Turner Construction VP and GM Dan Wheeler, above, said the biggest challenges in Oakland come down to a chicken-and-egg scenario. While there are a variety of high-rises with entitlements, many haven’t broken ground because they are waiting for a large anchor tenant. Rents need to catch up to make the cost of construction worth the build, he said.

Working with the City of Oakland has also had its challenges, but many find it easier than San Francisco.

Dan said the entitlement stage has gotten better in Oakland, but construction permitting can be slow because the city doesn’t allow third-party reviews.

Truebeck Construction's Sean said his experience has been positive and permitting has been twice as fast in Oakland compared to San Francisco.


Excolo Construction Services principal Bob Farman, above right with Excolo Construction Services relationship director Wendy Goodman and Mike Mast, has had a similarly quick process for small tenant improvement projects in Oakland with the only holdup being with the fire department.
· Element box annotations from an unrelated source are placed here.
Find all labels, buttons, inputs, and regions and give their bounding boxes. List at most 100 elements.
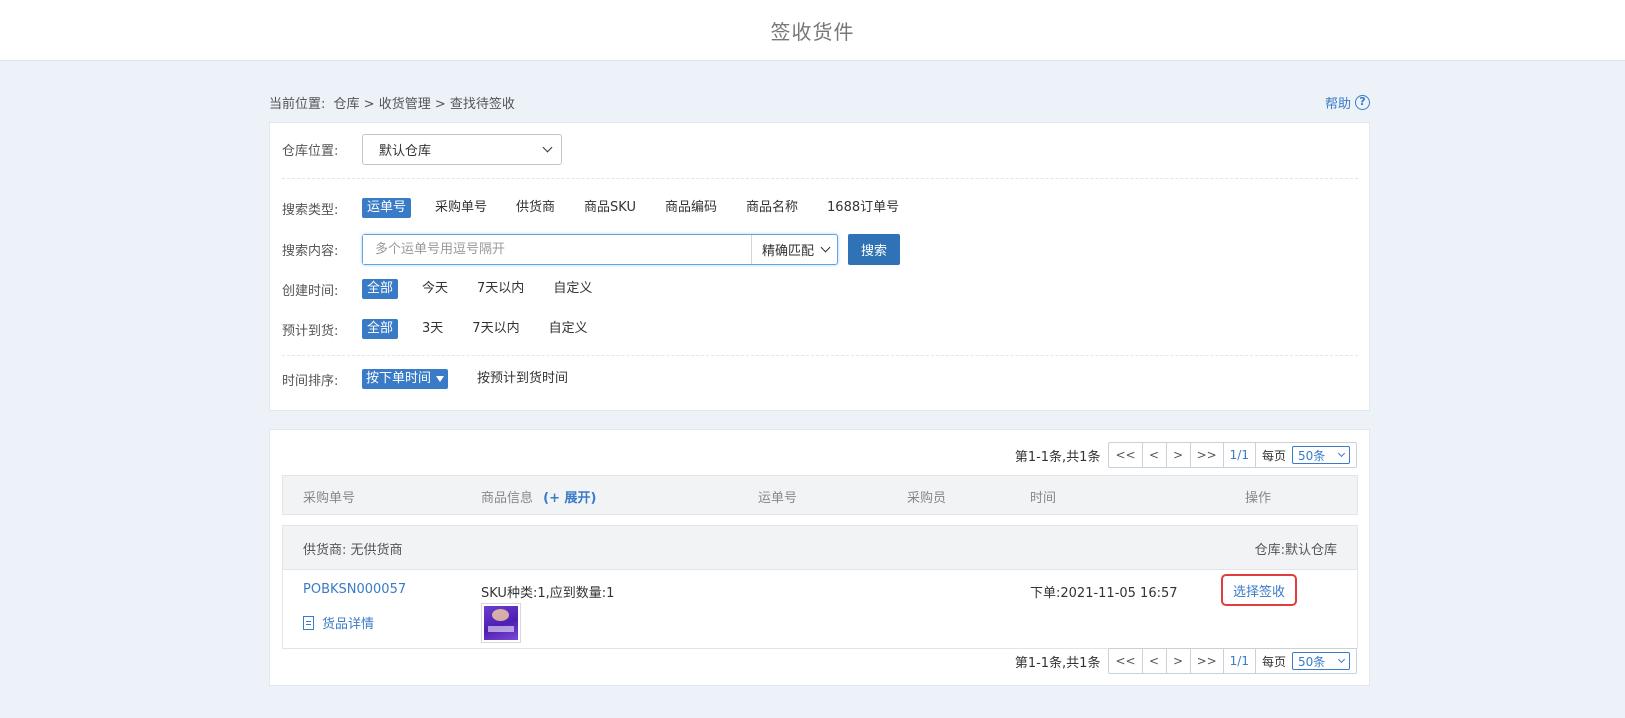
search-type-option-po[interactable]: 采购单号 xyxy=(430,198,492,218)
breadcrumb-bar: 当前位置: 仓库 > 收货管理 > 查找待签收 帮助 ? xyxy=(269,92,1370,112)
select-sign-button[interactable]: 选择签收 xyxy=(1221,574,1297,606)
first-page-button[interactable]: << xyxy=(1109,649,1143,673)
top-bar: 签收货件 xyxy=(0,0,1625,61)
divider xyxy=(282,355,1358,356)
column-header-goods: 商品信息 (+ 展开) xyxy=(481,487,596,506)
warehouse-row: 仓库位置: 默认仓库 xyxy=(282,134,562,165)
pagination-summary: 第1-1条,共1条 xyxy=(1014,449,1101,465)
help-link[interactable]: 帮助 ? xyxy=(1325,93,1370,112)
search-input[interactable] xyxy=(363,235,751,264)
created-time-option-today[interactable]: 今天 xyxy=(417,279,453,299)
created-time-option-all[interactable]: 全部 xyxy=(362,279,399,299)
warehouse-select[interactable]: 默认仓库 xyxy=(362,134,562,165)
filter-panel: 仓库位置: 默认仓库 搜索类型: 运单号 采购单号 供货商 商品SKU 商品编码… xyxy=(269,122,1370,411)
pagination-buttons: << < > >> 1/1 每页 50条 xyxy=(1108,442,1357,468)
column-header-action: 操作 xyxy=(1245,491,1272,506)
expected-arrival-label: 预计到货: xyxy=(282,323,339,339)
caret-down-icon xyxy=(436,376,445,382)
order-group: 供货商: 无供货商 仓库:默认仓库 POBKSN000057 货品详情 SKU种… xyxy=(282,525,1358,649)
sku-info: SKU种类:1,应到数量:1 xyxy=(481,586,615,601)
per-page-select[interactable]: 50条 xyxy=(1292,652,1350,670)
group-header: 供货商: 无供货商 仓库:默认仓库 xyxy=(283,526,1357,570)
sort-label: 时间排序: xyxy=(282,373,339,389)
per-page-value: 50条 xyxy=(1298,654,1326,669)
created-time-option-7days[interactable]: 7天以内 xyxy=(472,279,529,299)
search-type-row: 搜索类型: 运单号 采购单号 供货商 商品SKU 商品编码 商品名称 1688订… xyxy=(282,196,923,220)
per-page-select[interactable]: 50条 xyxy=(1292,446,1350,464)
search-content-label: 搜索内容: xyxy=(282,244,339,259)
arrival-option-custom[interactable]: 自定义 xyxy=(544,319,593,339)
search-type-option-sku[interactable]: 商品SKU xyxy=(579,198,641,218)
per-page-control: 每页 50条 xyxy=(1256,649,1356,673)
page-indicator: 1/1 xyxy=(1224,443,1256,467)
supplier-info: 供货商: 无供货商 xyxy=(303,543,403,558)
search-type-option-name[interactable]: 商品名称 xyxy=(741,198,803,218)
order-time: 下单:2021-11-05 16:57 xyxy=(1030,586,1178,601)
chevron-down-icon xyxy=(542,142,553,153)
question-circle-icon: ? xyxy=(1355,94,1370,110)
match-mode-value: 精确匹配 xyxy=(762,244,815,259)
next-page-button[interactable]: > xyxy=(1167,649,1191,673)
arrival-option-7days[interactable]: 7天以内 xyxy=(467,319,524,339)
chevron-down-icon xyxy=(820,242,831,253)
help-label: 帮助 xyxy=(1324,96,1351,112)
expand-link[interactable]: (+ 展开) xyxy=(543,491,596,506)
prev-page-button[interactable]: < xyxy=(1143,443,1167,467)
column-header-tracking: 运单号 xyxy=(758,491,798,506)
warehouse-label: 仓库位置: xyxy=(282,144,339,159)
sort-row: 时间排序: 按下单时间 按预计到货时间 xyxy=(282,367,592,391)
expected-arrival-row: 预计到货: 全部 3天 7天以内 自定义 xyxy=(282,317,612,341)
product-image xyxy=(484,606,518,640)
pagination-top: 第1-1条,共1条 << < > >> 1/1 每页 50条 xyxy=(1015,442,1357,468)
search-type-option-code[interactable]: 商品编码 xyxy=(660,198,722,218)
column-header-time: 时间 xyxy=(1030,491,1057,506)
page-title: 签收货件 xyxy=(770,19,855,44)
created-time-row: 创建时间: 全部 今天 7天以内 自定义 xyxy=(282,277,616,301)
sort-option-order-time[interactable]: 按下单时间 xyxy=(362,369,449,389)
product-thumbnail[interactable] xyxy=(481,603,521,643)
document-icon xyxy=(303,616,314,630)
per-page-value: 50条 xyxy=(1298,448,1326,463)
per-page-control: 每页 50条 xyxy=(1256,443,1356,467)
pagination-buttons: << < > >> 1/1 每页 50条 xyxy=(1108,648,1357,674)
created-time-option-custom[interactable]: 自定义 xyxy=(548,279,597,299)
breadcrumb-prefix: 当前位置: xyxy=(269,96,326,112)
match-mode-select[interactable]: 精确匹配 xyxy=(751,235,837,264)
search-content-row: 搜索内容: 精确匹配 搜索 xyxy=(282,234,900,265)
per-page-label: 每页 xyxy=(1261,654,1286,669)
prev-page-button[interactable]: < xyxy=(1143,649,1167,673)
last-page-button[interactable]: >> xyxy=(1191,649,1224,673)
group-warehouse-info: 仓库:默认仓库 xyxy=(1254,543,1337,558)
goods-details-label: 货品详情 xyxy=(322,617,375,632)
first-page-button[interactable]: << xyxy=(1109,443,1143,467)
search-type-option-tracking[interactable]: 运单号 xyxy=(362,198,412,218)
search-type-option-1688[interactable]: 1688订单号 xyxy=(822,198,904,218)
results-panel: 第1-1条,共1条 << < > >> 1/1 每页 50条 采购单号 商品信息… xyxy=(269,429,1370,686)
search-button[interactable]: 搜索 xyxy=(848,234,900,265)
chevron-down-icon xyxy=(1337,449,1346,458)
sort-option-arrival-time[interactable]: 按预计到货时间 xyxy=(472,369,573,389)
search-group: 精确匹配 xyxy=(362,234,838,265)
search-type-option-supplier[interactable]: 供货商 xyxy=(511,198,560,218)
table-header: 采购单号 商品信息 (+ 展开) 运单号 采购员 时间 操作 xyxy=(282,475,1358,515)
arrival-option-all[interactable]: 全部 xyxy=(362,319,399,339)
search-type-label: 搜索类型: xyxy=(282,202,339,218)
arrival-option-3days[interactable]: 3天 xyxy=(417,319,448,339)
breadcrumb: 当前位置: 仓库 > 收货管理 > 查找待签收 xyxy=(269,93,519,112)
column-header-po: 采购单号 xyxy=(303,491,356,506)
per-page-label: 每页 xyxy=(1261,448,1286,463)
sort-option-order-time-label: 按下单时间 xyxy=(366,371,432,386)
warehouse-select-value: 默认仓库 xyxy=(379,144,432,159)
po-number-link[interactable]: POBKSN000057 xyxy=(303,582,406,597)
column-header-goods-label: 商品信息 xyxy=(481,491,534,506)
last-page-button[interactable]: >> xyxy=(1191,443,1224,467)
chevron-down-icon xyxy=(1337,655,1346,664)
next-page-button[interactable]: > xyxy=(1167,443,1191,467)
goods-details-link[interactable]: 货品详情 xyxy=(303,613,374,632)
divider xyxy=(282,178,1358,179)
pagination-summary: 第1-1条,共1条 xyxy=(1014,655,1101,671)
breadcrumb-path: 仓库 > 收货管理 > 查找待签收 xyxy=(333,96,515,112)
column-header-buyer: 采购员 xyxy=(907,491,947,506)
created-time-label: 创建时间: xyxy=(282,283,339,299)
page-indicator: 1/1 xyxy=(1224,649,1256,673)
Permits often take six to eight weeks after they are submitted, but Bob said having good communication with the fire department helps improve the process.

Bob said the biggest challenge he often faces is getting subcontractors to come into his small tenant improvement projects. Because his projects are small and have a quick turnaround, it’s often difficult to find subs who have time to do the job. He typically lets subs know if a project is coming to make sure they are ready to jump onto the project.